I organize my closet based on sleeve length and occasion. Every evening before I go to bed I pick up my kids’ toys and put them in their assigned spaces and then I make sure the sink is clear of dishes. Clutter makes me cranky, but clean, neatly folded towels on the rack make me smile on the inside.
I wasn’t always like this. I used to have to wade through piles of dirty laundry to get to my bed when I was in high school. The inside of my car in college was a veritable trash recepticle. It seems the older I get, and the crazier life gets, the more I like to be in control of my Universe whenever possible. Therefore, me and the label-maker are tight.
I guess they call this a Type A personality. If Type A means that I like my environment to behave in orderly, predictable ways and I dislike being a victim of my circumstances, then yes, I am VERY Type A. I will go to great lengths to maintain the fragile illusion of control that I have over all the things in my life. So much so, that I have developed a three-point strategy to handle difficult situations when they arise. It consists of answering three questioon.
1. What part of the situation is my fault?
2. What can I do to fix it?
3. What is God trying to teach me so that I can make sure it doesn’t happen again?
Those are the questions I couldn’t stop asking when I was about to get fired from my job last year.
From the time I signed the contract on my first, salaried, sales position in 2000, up until I was suddenly being fired from my most recent sales position in March of 2010, my professional career had been nothing, if not, remarkable. I do not say this to be boastful, I say this as a relative truth. In ten years, I worked for three companies wherein I was promoted four times. I rarely dipped below the top 10% of my peers and I was the #1 sales rep in my respective division, twice. In my last year, I was #5 out of 130 reps and was awarded to the Circle of Excellence which consisted of a diamond necklace and an all-expense paid trip to Grand Cayman. Undeniably, I worked hard for all of these things. Logically, you could ascertain that I was also competent at my job. This is why I had a hard time answering the 1st question: What part of me being fired for alleged “incompetency” was my fault? For a long, long time I had no answer to that question. Because in my typical, controlling ways, I refused to be a victim of my circumstances.
After many months of hand-wringing and denial, I came to understand that in this instance, I was a victim. The reality was that someone, for whatever reason, decided I no longer fit into their idea of a team member. Apparently their idea of a “team member” didn’t consist of competent people, but rather gender specific ones. That same person had the power to impose their will and they did, vehemently. I had the power to hire an attorney and I did, vehemently.

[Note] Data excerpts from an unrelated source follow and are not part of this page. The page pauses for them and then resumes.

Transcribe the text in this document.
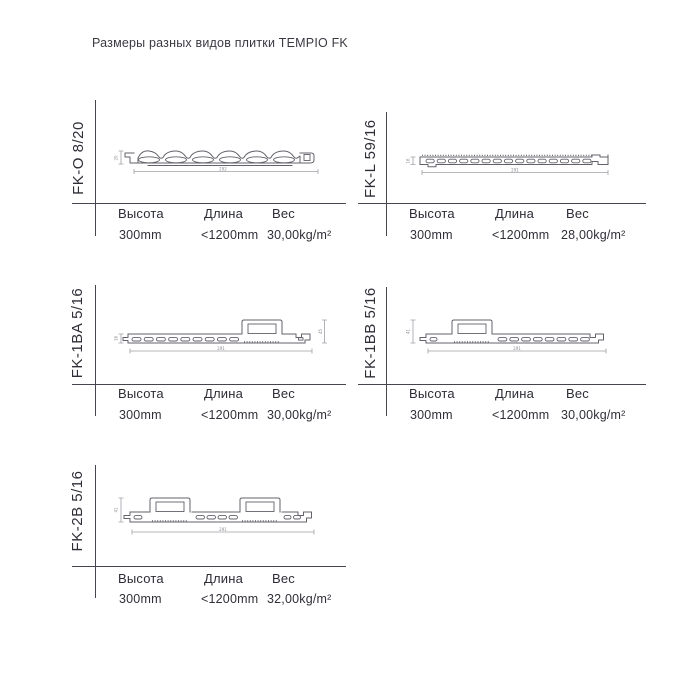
Размеры разных видов плитки TEMPIO FK
FK-O 8/20	20
292
Высота	Длина Вес
300mm	<1200mm 30,00kg/m²
FK-L 59/16	16
291
Высота	Длина Вес
300mm	<1200mm 28,00kg/m²
FK-1BA 5/16	16
45
291
Высота	Длина Вес
300mm	<1200mm 30,00kg/m²
FK-1BB 5/16	41
291
Высота	Длина Вес
300mm	<1200mm 30,00kg/m²
FK-2B 5/16	41
291
Высота	Длина Вес
300mm	<1200mm 32,00kg/m²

Oh how I would love to expand on the details of what happened, but frankly, I’m not entirely sure how much I can say. Get a few cocktails in me and that might change, but for now (and for legality’s sake) I will not go into it. I will say this though… I had a good attorney and a year later, the matter was resolved out of court. End of story… wait…
… now… end of story.
As for the answer to the second question: What could I have done to fix it? Well, MUCH to my Type A dismay, nothing. Short of selling myself to the devil, I tried. In the end, fixing it was far beyond my abilities to control. It simply was, what it was, and therefore, it must have happened for a reason. Hence the last, most important question: What was God trying to teach me through all of this?

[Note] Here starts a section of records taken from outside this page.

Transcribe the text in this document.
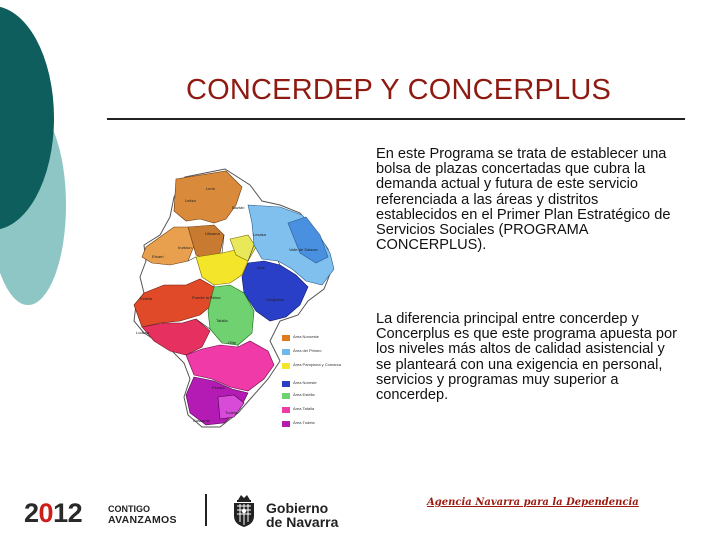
CONCERDEP Y CONCERPLUS
En este Programa se trata de establecer una bolsa de plazas concertadas que cubra la demanda actual y futura de este servicio referenciada a las áreas y distritos establecidos en el Primer Plan Estratégico de Servicios Sociales (PROGRAMA CONCERPLUS).
La diferencia principal entre concerdep y Concerplus es que este programa apuesta por los niveles más altos de calidad asistencial y se planteará con una exigencia en personal, servicios y programas muy superior a concerdep.
Lerín
Baztán
Leitza
Ultzama
Irurtzun
Etxarri
Lesaka
Puente la Reina
Tafalla
Olite
Estella	Sangüesa
Aoiz
Lodosa
Tudela
Cascante
Peralta
Valle de Salazar
Área Noroeste
Área del Pirineo
Área Pamplona y Comarca
Área Noreste
Área Estella
Área Tafalla
Área Tudela
2012	CONTIGO
AVANZAMOS
Gobierno
de Navarra
Agencia Navarra para la Dependencia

Had what happened not happened I would never have willingly quit my job. Despite my giant list of responsibilities and financial obligations I also kinda liked what I did. Sure, there were plenty of things I didn’t like because let’s face it, they call it “work” for a reason, but I reasoned that if I had to work, THAT’S the job I wanted to do for a variety of reasons.
Of course, in some utopian suburbia wherein Lululemon yoga pants grow on trees and Starbucks coffee cost $1, I’d LOVE to be a stay-at-home-Mom. I’d LOVE to watch every moment of my kids’ childhoods while knee deep in diapers and covered in non-washable marker so long as I get to go to Hawaii for a week every year. Sign me up for that shit! Sadly, for most of us (me included) it’s an either/or world and no matter how much I might have wanted “or,” my husband (and our checking account) were firmly in the “either” camp.
And yes, deep down I have always LOVED writing; but there would be plenty of time to fulfill frivolous, secret dreams when I retired, right? All I had to do was squelch the creative fire in my belly for say… 20 more years??
Yes, all things considered… I did like my job… but I did not love it. And that’s what God wanted me to know.
He wanted me to know that liking is not good enough and that what I love is also what I need. He wanted me to know that what I love, is far more important than what I like and that “or” is sometimes the only option. He loved me so much that he wanted me to know that love and loving are usually the answers to everything and “liking” is only for Facebook. I also learned that what I spend my time loving is all that really matters in this life because it’s true what John Lennon says, “Love is all you need.”
Even so, I still wipe down the appliances twice a day believing that I can control my Universe. But now I also know that my Universe is controlling me and if I follow the love, I’ll see those smashed cheerios on the floor not as a symbol of chaos, but a sign that I am where I belong, home.